Preparing for Numero Dos & Lessons from Single-Income Family

So we are officially looking ahead to what our family will be like when it becomes a four-person household. We are only 10 weeks into my 40-week pregnancy, and other than the same easy early pregnancy and mild symptoms, not much is the same about the experience this time around. No nightly conversations and pouring over websites about fetal development and what to expect when you’re expecting. Even limited amounts of speculation about the sex of the baby, other than to mention how easy it would be to pop out another girl. If its a boy I will need to start gathering clothes and redecorating the nursery asap, all that pink has got to go! Its not that we’re unexcited, but the novelty certainly has worn off. A year of basically being a one-income family has left its stain. I spend more time worrying about our budget, me not being able to bring in a little side income with two kiddos at home, tweaking by on Aaron’s income, as if we’re not already scraping by as it is. I’m woebegone about the fact that those first four months of sweet, quiet infancy will be gobbled up by a babbling, running, jumping, laughing, hitting toddler. (sigh) Life was so easy the first time around – Eyre was an angel. We are destined to balance the scales with Baby #2. Sometimes I worry that I will never get out of the house for coffee or some time to write, because it will mean leaving Aaron with a toddler and newborn. Then I have to hit pause because I realize that I’m worrying about things that I can’t control and welcoming negativity into my pregnancy which is something I swore that I would never do. Having children is the best gift in life and such a blessing that there should never be an aura of negativity or a hint resentment around their birth, intentional or not.

The fact that I have been living in emotional survival mode the last several months has taken a toll, and I realize that living in a constant state of fear is no way to live, especially when we are living such a beautiful life together and have so much to be thankful for. A lot of unfortunate things have happened, mostly financial, over the last few months and I can see that I have been gripped by fear of the inevitable unknown and unable to control what is happening to our family.
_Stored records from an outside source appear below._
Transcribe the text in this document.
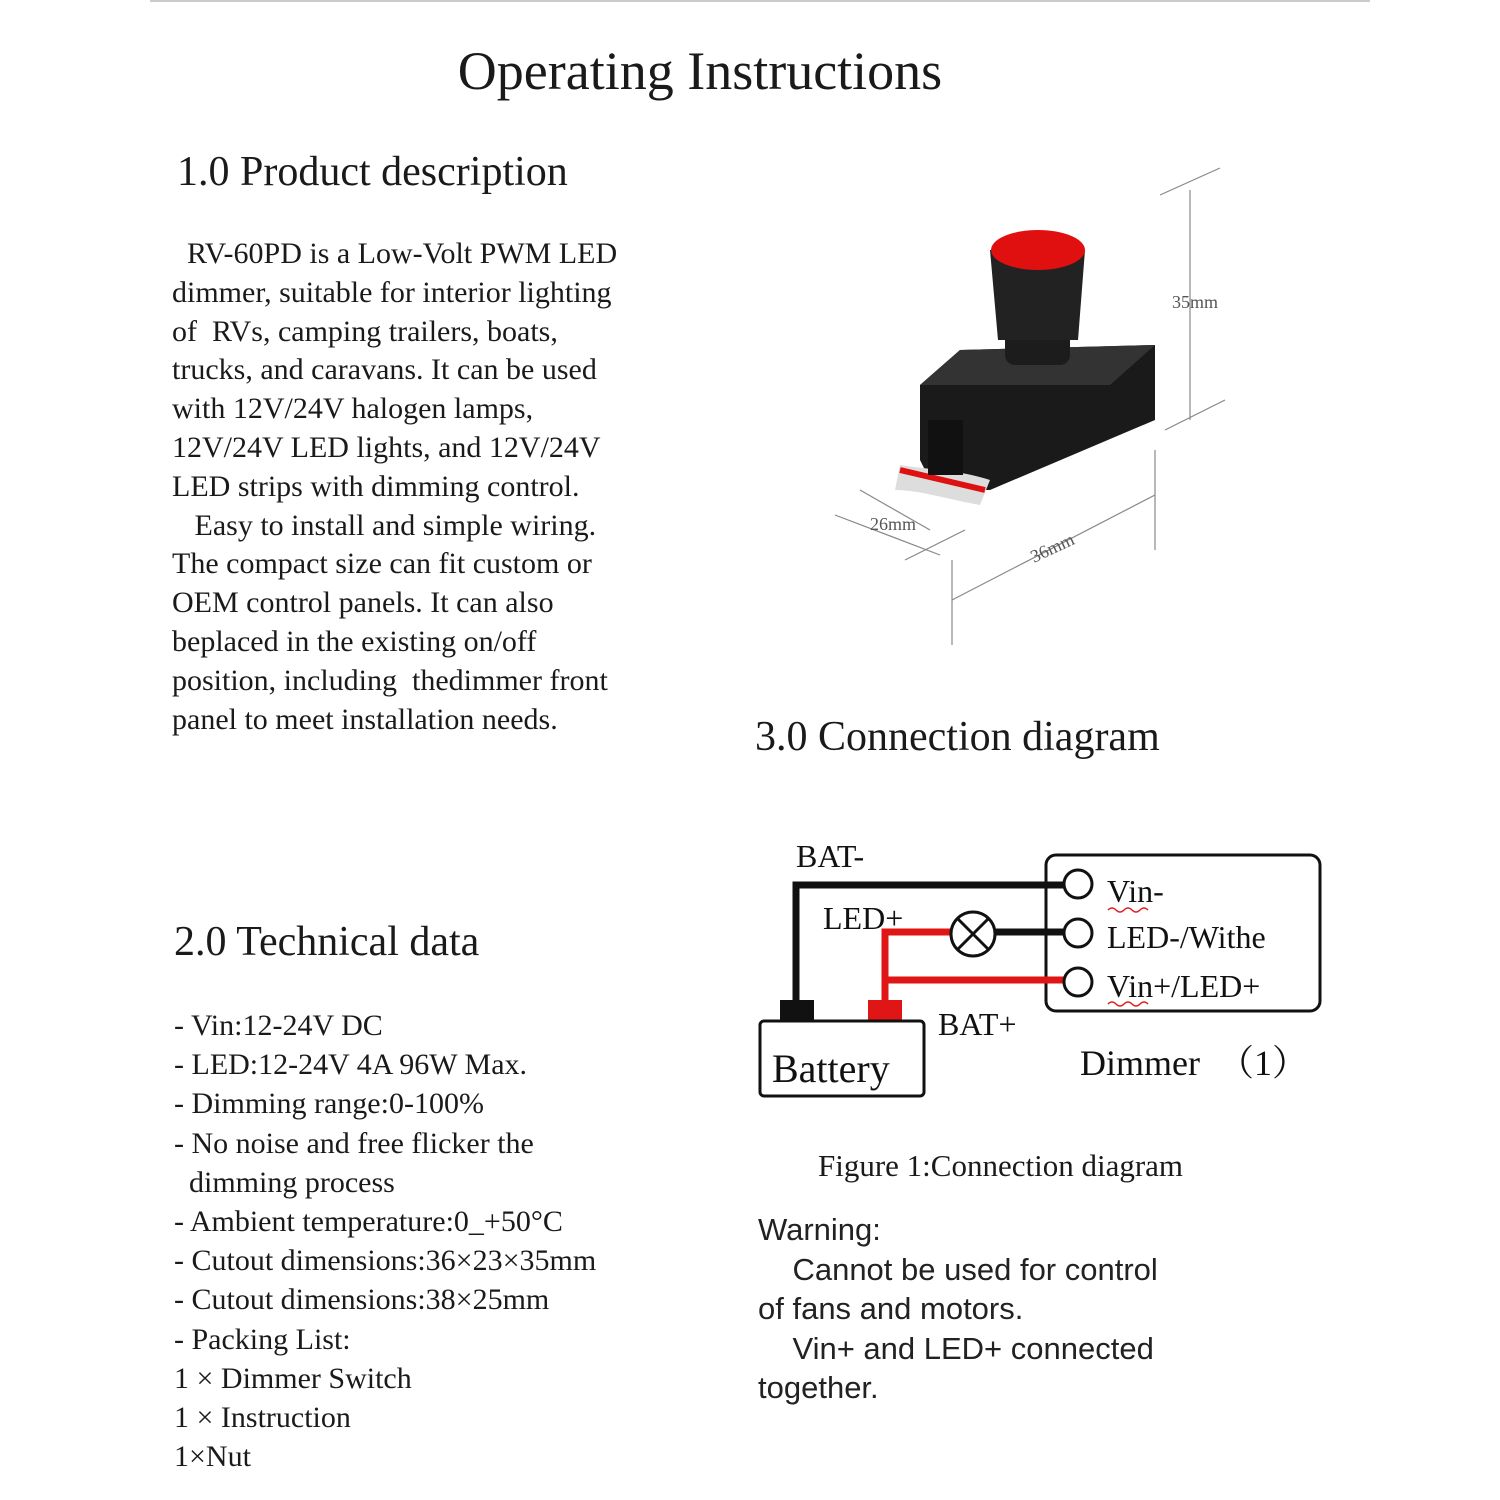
Operating Instructions
1.0 Product description
RV-60PD is a Low-Volt PWM LED
dimmer, suitable for interior lighting
of  RVs, camping trailers, boats,
trucks, and caravans. It can be used
with 12V/24V halogen lamps,
12V/24V LED lights, and 12V/24V
LED strips with dimming control.
Easy to install and simple wiring.
The compact size can fit custom or
OEM control panels. It can also
beplaced in the existing on/off
position, including  thedimmer front
panel to meet installation needs.
35mm
26mm
36mm
3.0 Connection diagram
2.0 Technical data
- Vin:12-24V DC
- LED:12-24V 4A 96W Max.
- Dimming range:0-100%
- No noise and free flicker the
dimming process
- Ambient temperature:0_+50°C
- Cutout dimensions:36×23×35mm
- Cutout dimensions:38×25mm
- Packing List:
1 × Dimmer Switch
1 × Instruction
1×Nut
BAT-
LED+
BAT+
Battery
Vin-
LED-/Withe
Vin+/LED+
Dimmer  （1）
Figure 1:Connection diagram
Warning:
Cannot be used for control
of fans and motors.
Vin+ and LED+ connected
together.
We had been living the insulated life of a two-income household long enough to get used to the security. And I don’t know about you, but I NEED my security blanket. It is the one area of my life that continues to be my struggle against self. I need to feel safe against life. Even if it is a mirage, its a comforting, assuaging mirage. So I am back in that place of self-modulation – shifting the paradigm back to a healthy place, off of my shoulders and back into God’s hands. I had forgotten the discipline of gratitude – that my thankfulness CAN transcend my circumstance. I heard a quote this morning by G.K. Chesterton that said “Gratitude is happiness doubled by wonder.” I have let my fear inhibit me from feeling the awe of what God is doing in my life and the lives of others. My disappointment or feelings of being out of control made me often incapable of being moved by the beautiful love of my husband and the joy of my one-year-old daughter. As I begin to crack the surface again, I can see that this brief season has forced me to walk closer to path of others who struggle financially or feel like they can’t seem to get a break in life.

Even something so minute as our dryer being broken for months has put me into the realm of other families who live paycheck to paycheck and spend hours at the laundromat each week, dragging their kids behind them. I began to appreciate that I was doing life alongside people whom I might otherwise never come into contact – the people that sometimes fall out of view when people move to the suburbs or start shopping at Whole Foods. There was a moment as I was folding my bedsheets that I thought the woman talking on her cellphone and putting a dollar in the change machine could be thinking, “Why is everything going wrong? How am I going to pay for that?” and feeling forgotten by everyone, even overlooked by God. It takes being intentional to be close to the needs of other, but life without compassion isn’t worth living. I’ve been expending so much energy on worrying about myself that I haven’t been thinking about others. Self-preservation does nothing more that cause you to focus inward instead of outward. Its a tough lesson to learn – again. And Lord willing, when a day comes that life deals us a good hand, our family will already have learned the importance of keeping our eyes and our hearts open so we don’t forget what it is like to struggle.